Our nation was already facing an affordable rental housing crisis before COVID-19 brought on a new crisis far beyond what any of us have experienced or imagined. In the week before the pandemic took hold in the United States, we learned that 10.8 million households were paying more than half of their income on rent, according to the National Low Income Housing Coalition. Now, the COVID-19 crisis is accelerating the problem, and "stay-at-home" orders around the country are a somber reminder of just how essential it is to have a safe home.

Emily Cadik
Emily Cadik

In just the past month alone, 16 million people and counting are out of work, making affordable housing more critical than ever. And while the low-income housing tax credit is a proven solution that is primed to fill the affordable housing shortage, our ability to build and preserve these homes is also facing barriers brought on by the current crisis. Without legislative and regulatory intervention, many housing credit properties currently in service and in the construction and development pipeline face threats to their feasibility, limiting our ability to contribute to the economic recovery that will be needed.

The $12 billion in new Department of Housing and Urban Development appropriations included in the CARES relief bill signed in March was an important first step in providing emergency affordable housing funding, but much more is needed. That’s why the Affordable Housing Tax Credit Coalition and our partners in the ACTION Campaign are working to make sure that Congress provides more affordable housing relief, including a number of flexibilities specific to the housing credit.

Affordable housing developments already in the works are being hit by construction labor shortages and delays, supply chain disruptions, staffing and leasing issues, financing shortfalls, tenant safety issues, and other obstacles. A top priority is extending housing credit program deadlines, and we're calling on the IRS to take immediate action to provide flexibilities in response to the current national emergency. Fortunately there is precedent for providing these types of disaster-related measures, and while this disaster is totally unique, there is a strong case to be made for these flexibilities. In fact, extensions of some key deadlines—such as placement-in-service and the 10% test—are already allowable in nearly 50 states that have been declared disaster areas.

Another major obstacle is the financing issues that have arisen as a result of the crisis. The "4%" housing credit rate has fallen to a historically low 3.12% as a result of rock-bottom federal borrowing rates. The housing credit rate had already fallen low enough to render many critical developments infeasible before the crisis began, which is why setting the minimum 4% rate had already been such a high priority for advocates. Now, it's even more urgent. Congress first established a minimum 9% rate in the midst of the 2008 economic crisis, and it’s time to do the same for the 4%.

It's also harder to secure bond financing, which is why we're seeking to lower the "50% test." Currently, developments can only access the full amount of "4%" housing credits if half the project financing comes from bonds.

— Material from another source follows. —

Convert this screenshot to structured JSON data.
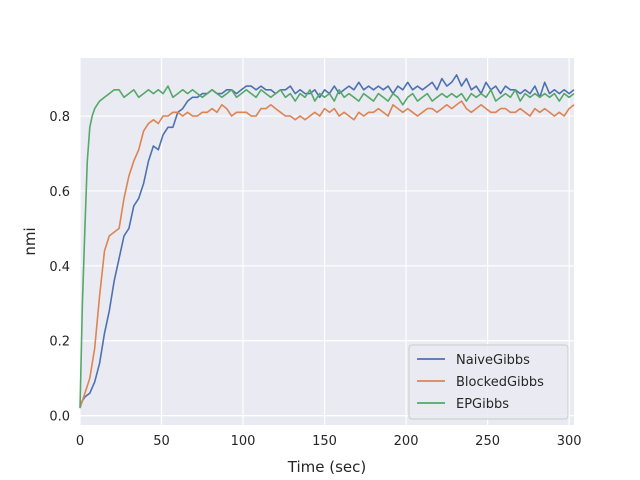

But unexpected financing issues, as well as constrained bond volume cap in many states, are putting developments in jeopardy. By lowering the threshold, more properties will be able to access the credits they need.

We also need to stabilize existing affordable properties. Policies that were enacted to keep people in their homes during the crisis—like eviction moratoriums—will require counterbalancing measures to fund operating expenses, pay or resume paying debt service, and replenish operating reserves on affordable properties in the absence of cash flow from rent. That's why we're calling on Congress to allocate substantial additional funding to the HOME program to be used for rental assistance, operating expenses, and other emergency measures.

And then, as always, there is a need for more affordable housing, which we’ll require as part of any longer-term economic recovery. There was already strong support for increasing the housing credit allocation before the COVID-19 crisis, with more than half of the U.S. House of Representatives and over one-third of the Senate signed on to the Affordable Housing Credit Improvement Act, a bill that would expand the housing credit by 50%. In light of the millions of additional Americans now out of work, we will need to accelerate the nation’s ability to build and preserve affordable housing as this new crisis spurs an urgent need.

The affordable housing advocacy community is working with allies on Capitol Hill and in the administration to make the case for these policies, with the urgency that they deserve. And this is just the beginning—as this crisis unfolds, much more will likely be needed. We will be calling on many of you to join us in making the case for these and other policies, and sharing your stories of how this crisis is impacting residents and developments on the ground.

Our industry has weathered many crises before, and we are optimistic that by drawing on the experience and dedication of this community, we will emerge with a system that is even stronger than before and better positioned to serve the needs of American families who count on us for safe, affordable housing.